Neyder Moreno

Personal information
- Full name: Neyder Stiven Moreno Betancur
- Date of birth: 9 February 1997 (age 29)
- Place of birth: Medellín, Colombia
- Height: 1.74 m (5 ft 9 in)
- Positions: Attacking midfielder; winger;

Team information
- Current team: Banfield
- Number: 33

Senior career*
- Years: Team / Apps / (Gls)
- 2017–2018: Envigado / 65 / (13)
- 2019–2024: Atlético Nacional / 32 / (3)
- 2020: → Envigado (loan) / 12 / (5)
- 2021–2023: → Santa Fe (loan) / 65 / (7)
- 2024–2025: Auckland FC / 24 / (8)
- 2025–2026: Atlético Bucaramanga / 17 / (2)
- 2026–: Banfield / 7 / (1)

= Neyder Moreno =

Colombian footballer (born 1997)

Neyder Stiven Moreno Betancur (born 9 February 1997) is a Colombian footballer who plays as an attacking midfielder for Banfield

==Life and career==
Moreno was born on 9 February 1997 in Medellín, Colombia. He is a native of Medellín, Colombia. He attended Institución Universitaria Pascual Bravo in Colombia. He studied engineering. He has a daughter. He has regarded Portugal international Cristiano Ronaldo as his football idol. He mainly operates as a midfielder. He specifically operates as an attacking midfielder. He can also operate as a left-winger or as a right-winger. He is right-footed. He is known for his passing ability. He is also known for his speed.
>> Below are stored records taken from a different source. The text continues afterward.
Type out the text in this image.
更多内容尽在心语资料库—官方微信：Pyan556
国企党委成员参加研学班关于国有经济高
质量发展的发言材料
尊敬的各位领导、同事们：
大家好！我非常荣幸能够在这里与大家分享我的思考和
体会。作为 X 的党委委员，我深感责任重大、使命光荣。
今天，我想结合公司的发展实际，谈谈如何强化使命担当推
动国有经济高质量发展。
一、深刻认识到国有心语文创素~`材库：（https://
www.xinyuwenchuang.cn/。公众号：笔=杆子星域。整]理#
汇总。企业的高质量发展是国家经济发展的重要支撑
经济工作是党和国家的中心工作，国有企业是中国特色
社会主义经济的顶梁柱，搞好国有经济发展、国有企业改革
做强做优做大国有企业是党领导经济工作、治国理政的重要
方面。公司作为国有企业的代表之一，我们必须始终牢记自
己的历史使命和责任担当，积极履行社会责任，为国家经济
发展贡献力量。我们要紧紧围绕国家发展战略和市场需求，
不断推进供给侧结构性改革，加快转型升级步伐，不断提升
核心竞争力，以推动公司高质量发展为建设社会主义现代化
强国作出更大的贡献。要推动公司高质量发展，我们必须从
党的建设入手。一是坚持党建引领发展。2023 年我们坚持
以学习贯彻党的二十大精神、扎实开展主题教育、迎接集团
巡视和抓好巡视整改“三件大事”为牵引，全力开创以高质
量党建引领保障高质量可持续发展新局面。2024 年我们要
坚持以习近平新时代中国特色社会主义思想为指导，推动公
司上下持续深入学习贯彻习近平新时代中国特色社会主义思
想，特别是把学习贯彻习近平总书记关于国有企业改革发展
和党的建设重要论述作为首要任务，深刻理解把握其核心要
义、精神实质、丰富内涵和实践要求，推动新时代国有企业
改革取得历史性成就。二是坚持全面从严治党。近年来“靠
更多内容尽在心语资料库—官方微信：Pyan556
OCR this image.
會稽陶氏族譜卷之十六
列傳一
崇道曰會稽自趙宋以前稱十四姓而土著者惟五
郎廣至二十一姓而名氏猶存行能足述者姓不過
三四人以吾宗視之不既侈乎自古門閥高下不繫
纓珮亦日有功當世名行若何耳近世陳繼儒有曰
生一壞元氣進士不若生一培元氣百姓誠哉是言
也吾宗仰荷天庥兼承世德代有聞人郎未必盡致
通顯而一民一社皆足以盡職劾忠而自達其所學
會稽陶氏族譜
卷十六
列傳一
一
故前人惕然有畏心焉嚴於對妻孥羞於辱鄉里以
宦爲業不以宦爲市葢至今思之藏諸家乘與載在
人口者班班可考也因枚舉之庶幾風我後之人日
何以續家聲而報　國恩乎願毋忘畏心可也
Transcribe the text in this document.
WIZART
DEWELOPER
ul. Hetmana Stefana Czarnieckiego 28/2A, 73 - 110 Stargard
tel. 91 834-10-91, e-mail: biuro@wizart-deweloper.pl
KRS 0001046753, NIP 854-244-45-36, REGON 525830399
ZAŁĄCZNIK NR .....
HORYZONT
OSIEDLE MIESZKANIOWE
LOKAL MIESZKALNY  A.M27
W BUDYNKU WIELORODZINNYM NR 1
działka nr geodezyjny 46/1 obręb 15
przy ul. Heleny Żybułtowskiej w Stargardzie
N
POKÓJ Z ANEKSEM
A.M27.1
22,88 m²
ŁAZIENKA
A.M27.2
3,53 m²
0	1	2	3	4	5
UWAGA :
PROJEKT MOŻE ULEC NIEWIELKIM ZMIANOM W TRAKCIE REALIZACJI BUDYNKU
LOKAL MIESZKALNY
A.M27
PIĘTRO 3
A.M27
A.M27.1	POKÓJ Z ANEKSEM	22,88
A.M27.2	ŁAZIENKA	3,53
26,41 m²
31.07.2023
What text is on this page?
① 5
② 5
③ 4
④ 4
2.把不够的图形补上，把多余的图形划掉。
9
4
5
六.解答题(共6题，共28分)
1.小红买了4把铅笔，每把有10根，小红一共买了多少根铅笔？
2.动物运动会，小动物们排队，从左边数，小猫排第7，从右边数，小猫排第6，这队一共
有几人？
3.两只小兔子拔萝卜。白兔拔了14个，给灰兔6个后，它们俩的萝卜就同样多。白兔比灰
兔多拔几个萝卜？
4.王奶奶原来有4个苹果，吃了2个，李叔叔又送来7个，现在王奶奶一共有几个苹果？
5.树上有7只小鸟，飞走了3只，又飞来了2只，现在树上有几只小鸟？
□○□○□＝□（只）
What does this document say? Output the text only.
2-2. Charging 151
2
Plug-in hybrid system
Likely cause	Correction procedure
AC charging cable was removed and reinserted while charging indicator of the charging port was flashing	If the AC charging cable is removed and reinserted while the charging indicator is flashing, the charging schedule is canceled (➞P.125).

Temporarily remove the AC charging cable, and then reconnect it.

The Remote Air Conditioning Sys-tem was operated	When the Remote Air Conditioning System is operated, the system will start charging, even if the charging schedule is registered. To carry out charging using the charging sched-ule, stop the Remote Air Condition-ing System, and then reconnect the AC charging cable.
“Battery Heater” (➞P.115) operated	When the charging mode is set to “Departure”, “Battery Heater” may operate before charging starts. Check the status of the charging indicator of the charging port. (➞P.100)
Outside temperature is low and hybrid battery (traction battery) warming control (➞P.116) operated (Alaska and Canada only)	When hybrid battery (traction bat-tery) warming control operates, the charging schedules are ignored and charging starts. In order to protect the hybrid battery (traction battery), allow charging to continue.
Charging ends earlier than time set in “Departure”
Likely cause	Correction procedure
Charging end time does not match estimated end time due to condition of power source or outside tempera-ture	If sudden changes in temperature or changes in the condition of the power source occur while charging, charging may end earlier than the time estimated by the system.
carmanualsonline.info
Moreno started his career with Colombian side Envigado. In 2019, he signed for Colombian side Atlético Nacional. He was described as "one of the best players in the current Atlético Nacional squad" while playing for the club in 2023. He helped them win the 2023 Copa Colombia. In 2020, he returned to Colombian side Envigado on loan. In 2021, he was sent on loan to Colombian side Santa Fe. He helped the club win the league. In 2024, he signed for New Zealand side Auckland FC.